The determination is made based on the logical AND value (the value is "'1") obtained by calculating the logical sum in the collection arithmetic circuit 20. If this value is "1", it means that the direction has not changed, and if it is "0", it means that the direction has changed. If the traveling direction has not changed, proceed to 1 process ■. In this process ■ , the search flag (value is "1") and the left temporal flag (value is "1") are logically summed to obtain a new search flag value (value is "1°"). The above process is repeated until the search flag of the source PE becomes "1". The time required to search backwards by 21 grids to perform four operations in process ■, one operation in process ■, one operation in process ■, one operation in process ■, and one operation in process ■ shown in Figure 3. In the case of this embodiment, it takes 8 computation times, including process (2). n
In order to search backwards from the grid, if the direction of movement does not change, it is sufficient to repeat Process 1, Process 2, and Process 2, so the total time excluding Process 2 is (4+3n+1) calculation time.
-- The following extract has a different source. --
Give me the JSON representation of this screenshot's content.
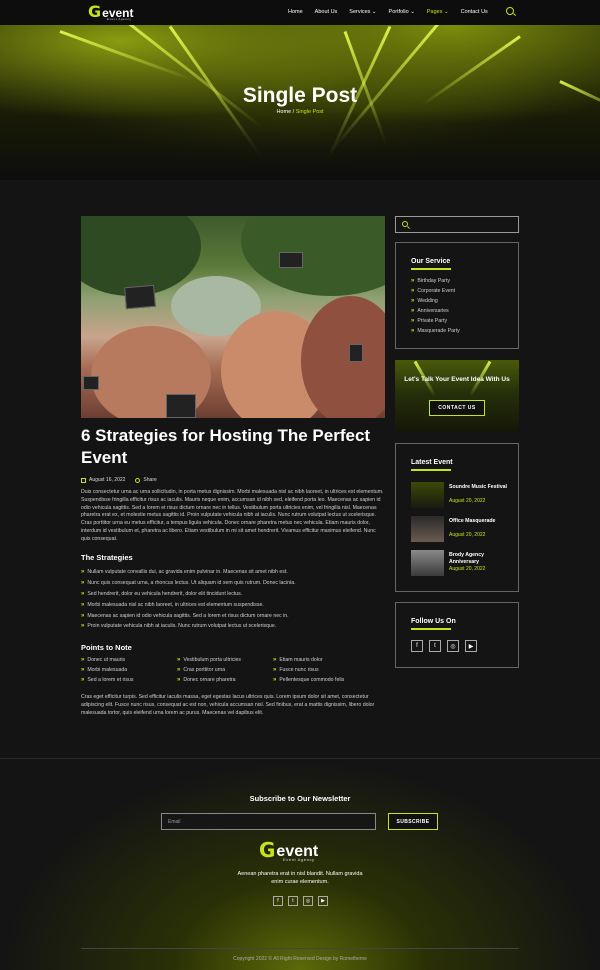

The calculation time according to the conventional technology as shown in Fig. 6 is 9n.
Therefore, when compared with this, it can be seen that the speed can be significantly increased.

【Effect of the invention】

As explained above, according to the present invention, in the backward search of the maze method, the fact that there are few bent wires is utilized, and -
By repeatedly processing the determined arrow direction several times, it is possible to significantly reduce the number of times the four search directions are examined, and speeding up is possible. FIG. 1 is a diagram explaining the principle of the present invention. FIG. 2 shows an example of a hardware configuration used in an embodiment of the present invention. FIG. 3 is a processing flow of an embodiment of the present invention. FIG. 4 is a diagram for explaining backward search in the maze method. FIG. 5 is an explanatory diagram of backward search operation. FIG. 6 shows a processing flow of the prior art. In the figure, 10 is a controller, 11 and 12 are processing steps, 13 is a processor array, 14 is a wiring area, 15 is a grid, and PE is a processor.

Claims (1)

[Claims] A processor array (13) in which a plurality of processors (PEs) are connected in a grid, and a controller (13) that controls the processor array (13).
In the backward search processing method for wiring processing using the maze method, which is executed using a SIMD type parallel computer equipped with It is assigned to each processor (PE), and when searching for a reverse route from the target determined by the forward search to the source, it examines four directions at the start of the backward search and when the direction of backward search changes. to set the direction of backward search (
11), Continue backward search by limiting the direction of travel to the currently set direction until the direction of travel changes (12)
) A backward search processing method for wiring processing.